DISCARD/TRIM can queue blocks to the same preallocated block list we have to optimize allocation. New allocations can come from this list, if it grows too large we sync part of it to disk to avoid loss of a lot of free space on power fail.

At a high level, I don't think online compaction requires any specific support from an image format.


You need to know that the block is free and can be reallocated.

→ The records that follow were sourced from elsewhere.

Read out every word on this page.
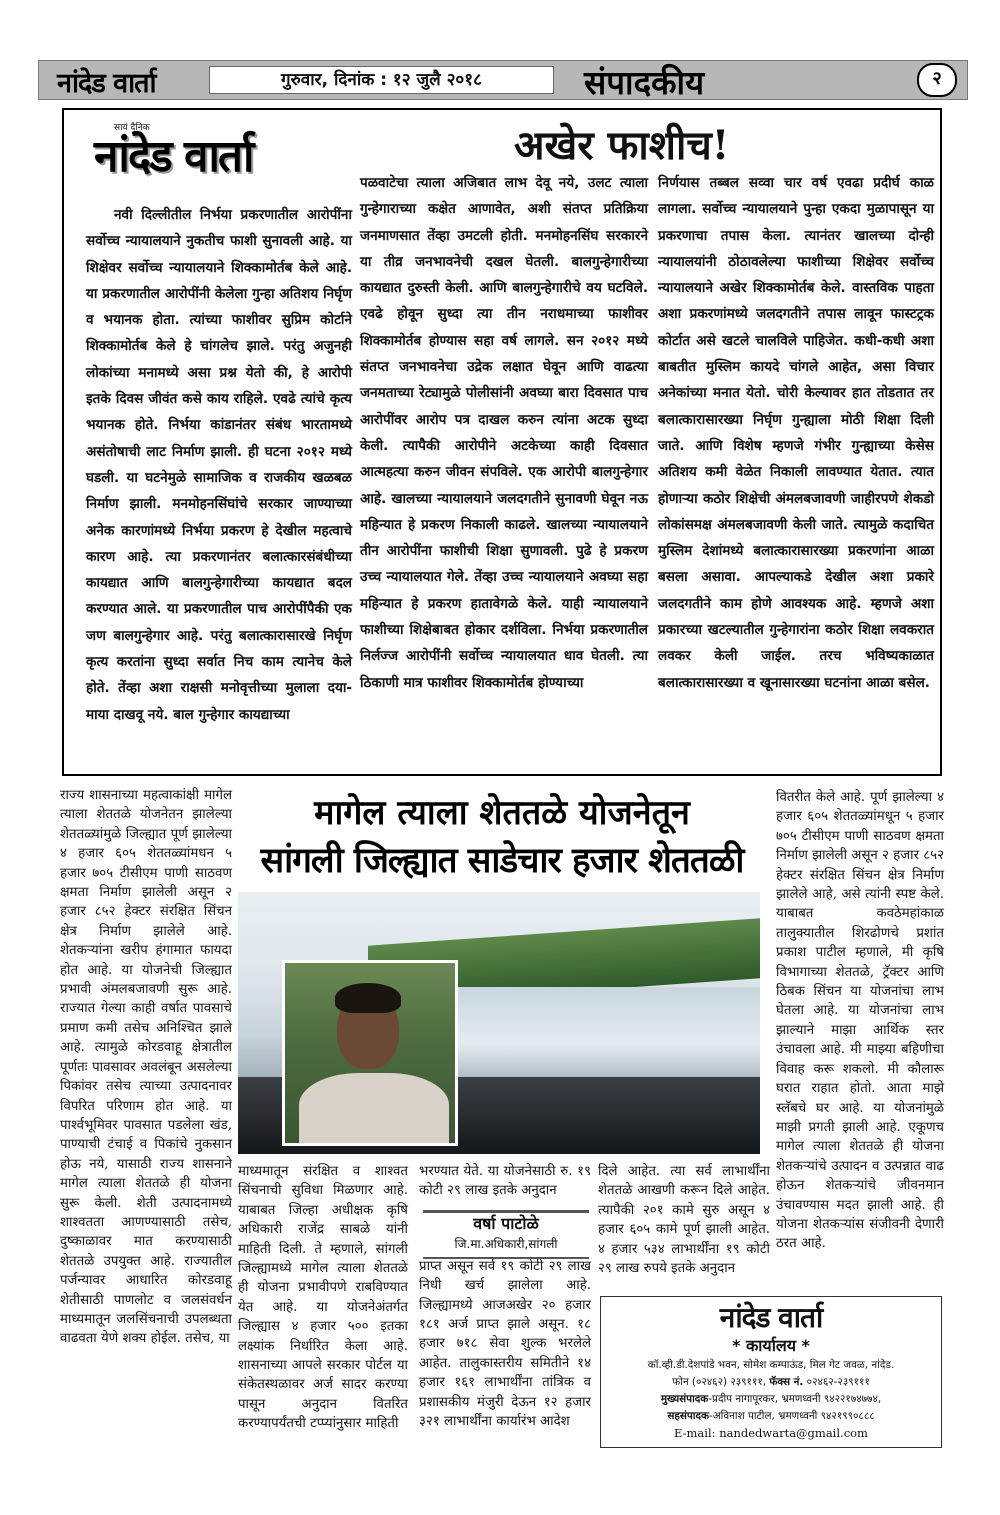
नांदेड वार्ता	गुरुवार, दिनांक : १२ जुलै २०१८	संपादकीय	२
सायं दैनिक
नांदेड वार्ता	अखेर फाशीच!

नवी दिल्लीतील निर्भया प्रकरणातील आरोपींना सर्वोच्च न्यायालयाने नुकतीच फाशी सुनावली आहे. या शिक्षेवर सर्वोच्च न्यायालयाने शिक्कामोर्तब केले आहे. या प्रकरणातील आरोपींनी केलेला गुन्हा अतिशय निर्घृण व भयानक होता. त्यांच्या फाशीवर सुप्रिम कोर्टाने शिक्कामोर्तब केले हे चांगलेच झाले. परंतु अजुनही लोकांच्या मनामध्ये असा प्रश्न येतो की, हे आरोपी इतके दिवस जीवंत कसे काय राहिले. एवढे त्यांचे कृत्य भयानक होते. निर्भया कांडानंतर संबंध भारतामध्ये असंतोषाची लाट निर्माण झाली. ही घटना २०१२ मध्ये घडली. या घटनेमुळे सामाजिक व राजकीय खळबळ निर्माण झाली. मनमोहनसिंघांचे सरकार जाण्याच्या अनेक कारणांमध्ये निर्भया प्रकरण हे देखील महत्वाचे कारण आहे. त्या प्रकरणानंतर बलात्कारसंबंधीच्या कायद्यात आणि बालगुन्हेगारीच्या कायद्यात बदल करण्यात आले. या प्रकरणातील पाच आरोपींपैकी एक जण बालगुन्हेगार आहे. परंतु बलात्कारासारखे निर्घृण कृत्य करतांना सुध्दा सर्वात निच काम त्यानेच केले होते. तेंव्हा अशा राक्षसी मनोवृत्तीच्या मुलाला दया-माया दाखवू नये. बाल गुन्हेगार कायद्याच्या

पळवाटेचा त्याला अजिबात लाभ देवू नये, उलट त्याला गुन्हेगाराच्या कक्षेत आणावेत, अशी संतप्त प्रतिक्रिया जनमाणसात तेंव्हा उमटली होती. मनमोहनसिंघ सरकारने या तीव्र जनभावनेची दखल घेतली. बालगुन्हेगारीच्या कायद्यात दुरुस्ती केली. आणि बालगुन्हेगारीचे वय घटविले. एवढे होवून सुध्दा त्या तीन नराधमाच्या फाशीवर शिक्कामोर्तब होण्यास सहा वर्ष लागले. सन २०१२ मध्ये संतप्त जनभावनेचा उद्रेक लक्षात घेवून आणि वाढत्या जनमताच्या रेट्यामुळे पोलीसांनी अवघ्या बारा दिवसात पाच आरोपींवर आरोप पत्र दाखल करुन त्यांना अटक सुध्दा केली. त्यापैकी आरोपीने अटकेच्या काही दिवसात आत्महत्या करुन जीवन संपविले. एक आरोपी बालगुन्हेगार आहे. खालच्या न्यायालयाने जलदगतीने सुनावणी घेवून नऊ महिन्यात हे प्रकरण निकाली काढले. खालच्या न्यायालयाने तीन आरोपींना फाशीची शिक्षा सुणावली. पुढे हे प्रकरण उच्च न्यायालयात गेले. तेंव्हा उच्च न्यायालयाने अवघ्या सहा महिन्यात हे प्रकरण हातावेगळे केले. याही न्यायालयाने फाशीच्या शिक्षेबाबत होकार दर्शविला. निर्भया प्रकरणातील निर्लज्ज आरोपींनी सर्वोच्च न्यायालयात धाव घेतली. त्या ठिकाणी मात्र फाशीवर शिक्कामोर्तब होण्याच्या

निर्णयास तब्बल सव्वा चार वर्ष एवढा प्रदीर्घ काळ लागला. सर्वोच्च न्यायालयाने पुन्हा एकदा मुळापासून या प्रकरणाचा तपास केला. त्यानंतर खालच्या दोन्ही न्यायालयांनी ठोठावलेल्या फाशीच्या शिक्षेवर सर्वोच्च न्यायालयाने अखेर शिक्कामोर्तब केले. वास्तविक पाहता अशा प्रकरणांमध्ये जलदगतीने तपास लावून फास्टट्रक कोर्टात असे खटले चालविले पाहिजेत. कधी-कधी अशा बाबतीत मुस्लिम कायदे चांगले आहेत, असा विचार अनेकांच्या मनात येतो. चोरी केल्यावर हात तोडतात तर बलात्कारासारख्या निर्घृण गुन्ह्याला मोठी शिक्षा दिली जाते. आणि विशेष म्हणजे गंभीर गुन्ह्याच्या केसेस अतिशय कमी वेळेत निकाली लावण्यात येतात. त्यात होणाऱ्या कठोर शिक्षेची अंमलबजावणी जाहीरपणे शेकडो लोकांसमक्ष अंमलबजावणी केली जाते. त्यामुळे कदाचित मुस्लिम देशांमध्ये बलात्कारासारख्या प्रकरणांना आळा बसला असावा. आपल्याकडे देखील अशा प्रकारे जलदगतीने काम होणे आवश्यक आहे. म्हणजे अशा प्रकारच्या खटल्यातील गुन्हेगारांना कठोर शिक्षा लवकरात लवकर केली जाईल. तरच भविष्यकाळात बलात्कारासारख्या व खूनासारख्या घटनांना आळा बसेल.

मागेल त्याला शेततळे योजनेतून
सांगली जिल्ह्यात साडेचार हजार शेततळी

राज्य शासनाच्या महत्वाकांक्षी मागेल त्याला शेततळे योजनेतन झालेल्या शेततळ्यांमुळे जिल्ह्यात पूर्ण झालेल्या ४ हजार ६०५ शेततळ्यांमधन ५ हजार ७०५ टीसीएम पाणी साठवण क्षमता निर्माण झालेली असून २ हजार ८५२ हेक्टर संरक्षित सिंचन क्षेत्र निर्माण झालेले आहे. शेतकऱ्यांना खरीप हंगामात फायदा होत आहे. या योजनेची जिल्ह्यात प्रभावी अंमलबजावणी सुरू आहे. राज्यात गेल्या काही वर्षात पावसाचे प्रमाण कमी तसेच अनिश्चित झाले आहे. त्यामुळे कोरडवाहू क्षेत्रातील पूर्णतः पावसावर अवलंबून असलेल्या पिकांवर तसेच त्याच्या उत्पादनावर विपरित परिणाम होत आहे. या पार्श्वभूमिवर पावसात पडलेला खंड, पाण्याची टंचाई व पिकांचे नुकसान होऊ नये, यासाठी राज्य शासनाने मागेल त्याला शेततळे ही योजना सुरू केली. शेती उत्पादनामध्ये शाश्वतता आणण्यासाठी तसेच, दुष्काळावर मात करण्यासाठी शेततळे उपयुक्त आहे. राज्यातील पर्जन्यावर आधारित कोरडवाहू शेतीसाठी पाणलोट व जलसंवर्धन माध्यमातून जलसिंचनाची उपलब्धता वाढवता येणे शक्य होईल. तसेच, या

वितरीत केले आहे. पूर्ण झालेल्या ४ हजार ६०५ शेततळ्यांमधून ५ हजार ७०५ टीसीएम पाणी साठवण क्षमता निर्माण झालेली असून २ हजार ८५२ हेक्टर संरक्षित सिंचन क्षेत्र निर्माण झालेले आहे, असे त्यांनी स्पष्ट केले. याबाबत कवठेमहांकाळ तालुक्यातील शिरढोणचे प्रशांत प्रकाश पाटील म्हणाले, मी कृषि विभागाच्या शेततळे, ट्रॅक्टर आणि ठिबक सिंचन या योजनांचा लाभ घेतला आहे. या योजनांचा लाभ झाल्याने माझा आर्थिक स्तर उंचावला आहे. मी माझ्या बहिणीचा विवाह करू शकलो. मी कौलारू घरात राहात होतो. आता माझे स्लॅबचे घर आहे. या योजनांमुळे माझी प्रगती झाली आहे. एकूणच मागेल त्याला शेततळे ही योजना शेतकऱ्यांचे उत्पादन व उत्पन्नात वाढ होऊन शेतकऱ्यांचे जीवनमान उंचावण्यास मदत झाली आहे. ही योजना शेतकऱ्यांस संजीवनी देणारी ठरत आहे.

माध्यमातून संरक्षित व शाश्वत सिंचनाची सुविधा मिळणार आहे. याबाबत जिल्हा अधीक्षक कृषि अधिकारी राजेंद्र साबळे यांनी माहिती दिली. ते म्हणाले, सांगली जिल्ह्यामध्ये मागेल त्याला शेततळे ही योजना प्रभावीपणे राबविण्यात येत आहे. या योजनेअंतर्गत जिल्ह्यास ४ हजार ५०० इतका लक्ष्यांक निर्धारित केला आहे. शासनाच्या आपले सरकार पोर्टल या संकेतस्थळावर अर्ज सादर करण्या पासून अनुदान वितरित करण्यापर्यंतची टप्प्यांनुसार माहिती

भरण्यात येते. या योजनेसाठी रु. १९ कोटी २९ लाख इतके अनुदान

प्राप्त असून सर्व १९ कोटी २९ लाख निधी खर्च झालेला आहे. जिल्ह्यामध्ये आजअखेर २० हजार १८१ अर्ज प्राप्त झाले असून. १८ हजार ७१८ सेवा शुल्क भरलेले आहेत. तालुकास्तरीय समितीने १४ हजार १६१ लाभार्थींना तांत्रिक व प्रशासकीय मंजुरी देऊन १२ हजार ३२१ लाभार्थींना कार्यारंभ आदेश

वर्षा पाटोळे
जि.मा.अधिकारी,सांगली

दिले आहेत. त्या सर्व लाभार्थींना शेततळे आखणी करून दिले आहेत. त्यापैकी २०१ कामे सुरु असून ४ हजार ६०५ कामे पूर्ण झाली आहेत. ४ हजार ५३४ लाभार्थींना १९ कोटी २९ लाख रुपये इतके अनुदान

नांदेड वार्ता
* कार्यालय *
कॉ.व्ही.डी.देशपांडे भवन, सोमेश कम्पाऊंड, मिल गेट जवळ, नांदेड.
फोन (०२४६२) २३९१११, फॅक्स नं. ०२४६२-२३९१११
मुख्यसंपादक-प्रदीप नागापूरकर, भ्रमणध्वनी ९४२२१७४७७४,
सहसंपादक-अविनाश पाटील, भ्रमणध्वनी ९४२१९९०८८८
E-mail: nandedwarta@gmail.com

Semantically, TRIM/DISCARD means that "I don't care about the contents of the block anymore until I do another write." Behind the scenes, we can keep track of which blocks have been discarded in an in-memory list whereas the first write to the block causes it to be evicted from the discarded list.

A background task would attempt to detect idle I/O and copy a block from the end of the file to a location on the discarded list. When the copy has completed, you can then remove the L2 entry for the discarded block (effectively punching a hole in the image), sync, and then update the l2 entry for the block at the end of file location to point to the new block location. You can then ftruncate to reduce overall file size.

If you tried to maintain a free list, then you would need to sync on TRIM/DISCARD which is potentially a fast path. While a background task may be less efficient in the short term, it's just as efficient in the long term and it has the advantage of keeping any fast path fast.